Badan Pusat Statistik (BPS) melaporkan nilai ekspor batu bara Indonesia pada Maret 2024 mengalami penurunan secara bulanan dan tahunan. Plt. Kepala BPS Amalia Adininggar Widyasanti mengatakan, nilai ekspor batu bara pada Maret 2024 tercatat mencapai US$ 2,56 miliar.
“Nilai ini menurun 1,13% jika dibandingkan Februari 2024 yang mencapai US$ 2,59 miliar dan turun 28,49% jika dibandingkan Maret 2023,” kata Amalia dalam rilis BPS pada Senin (22/4).
Kendati demikian, Amalia menyebutkan bahwa secara volume ekspor batu bara meningkat dibandingkan bulan sebelumnya. Pada Februari volume ekspor hanya 33,05 juta ton, namun pada Maret 2024 volumenya bertambah menjadi 33,31 juta ton.
Sebagai informasi, secara total nilai ekspor nonmigas Indonesia melonjak 17,12% secara bulanan menjadi US$ 21,15 miliar pada bulan lalu. Sementara secara tahunan kinerjanya menurun 4,21% dibandingkan Maret 2023 yang bernilai US$ 22,08 miliar.
Nilai ekspor nonmigas ini secara bulanan mengalami peningkatan dan sebagian besar ditopang oleh tiga komoditas unggulan Indonesia meliputi batu bara, besi baja serta minyak sawit. "Tiga komoditas tersebut memberikan share 29,54% dari total ekspor nonmigas Indonesia pada Maret 2024," ujarnya.
Meski batu bara menurun, namun besi dan baja yang masuk dalam salah satu komoditas unggulan pada Maret 2024 lalu kinerja ekspornya justru meningkat.
Nilai ekspor besi dan baja meningkat 27,06% secara bulanan menjadi senilai US$ 2,13 miliar, lebih tinggi dibandingkan Februari 2024 senilai US$ 1,68 miliar. Jika dilihat secara tahunan, nilai ekspor komoditas ini turun 7,23% atau lebih rendah dari Maret 2023 senilai US$ 2,29 miliar.

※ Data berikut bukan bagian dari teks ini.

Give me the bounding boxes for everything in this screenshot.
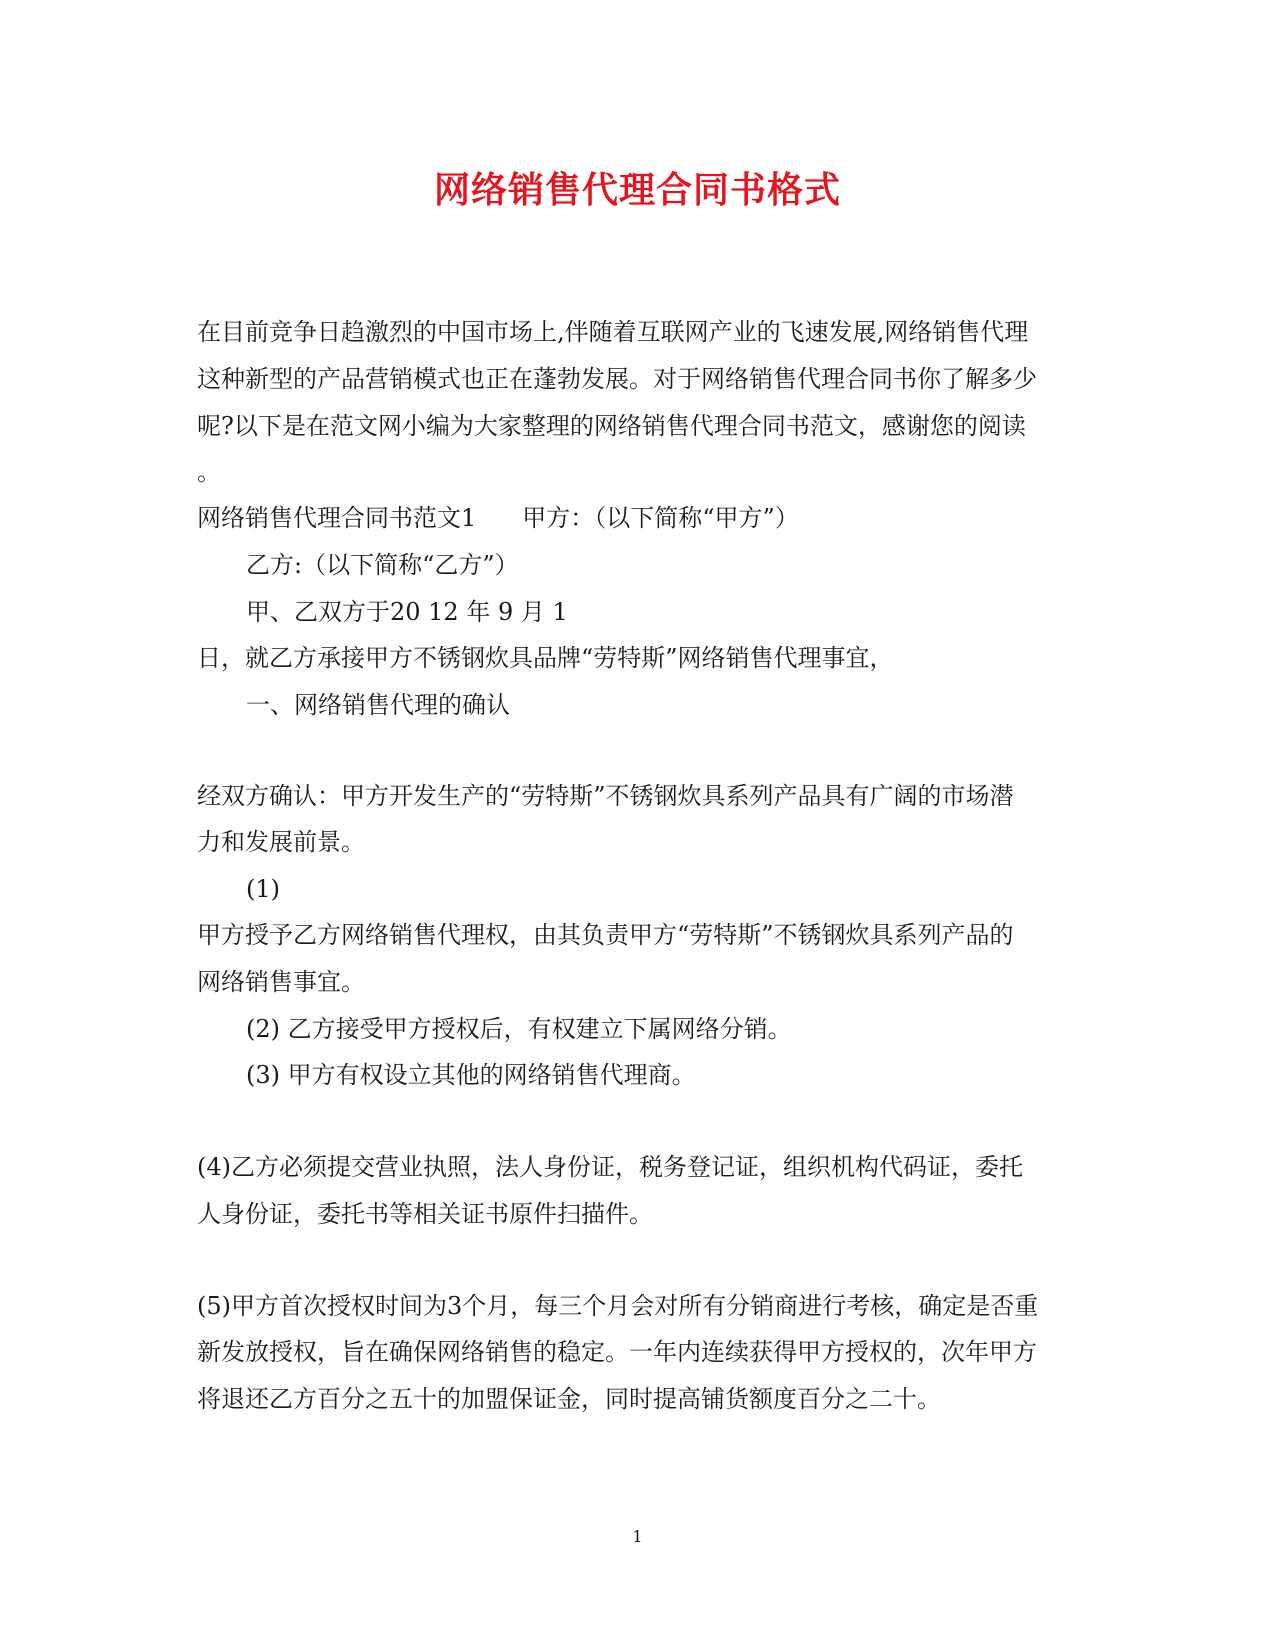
sample-heading-line <box>197 502 799 534</box>
intro-line-3: 呢?以下是在范文网小编为大家整理的网络销售代理合同书范文，感谢您的阅读 <box>197 412 1026 440</box>
item3-line: (3) 甲方有权设立其他的网络销售代理商。 <box>246 1061 696 1089</box>
matter-line: 日，就乙方承接甲方不锈钢炊具品牌“劳特斯”网络销售代理事宜， <box>197 644 894 672</box>
item4-line-2: 人身份证，委托书等相关证书原件扫描件。 <box>197 1200 653 1228</box>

Sama seperti batu bara, pada Maret 2024 volume ekspor besi dan baja juga meningkat dari 1,54 juta ton pada Februari menjadi 1,73 juta pada Maret 2024. Volume ini juga tercatat lebih tinggi dibandingkan Maret 2023 sebanyak 1,33 juta ton.
Dalam kesempatan yang sama Amalia mengatakan pada Maret 2024 secara umum harga komoditas di pasar internasional mengalami peningkatan dibandingkan Februari 2024. “Harga energi naik didorong salah satunya oleh kenaikan harga batu bara,” ujarnya.
Sementara itu, harga logam mulia meningkat cukup signifikan karena di tengah tekanan geopolitik di Timur Tengah. “Logam mulia dianggap sebagai alternatif aset yang lebih aman,” ucapnya.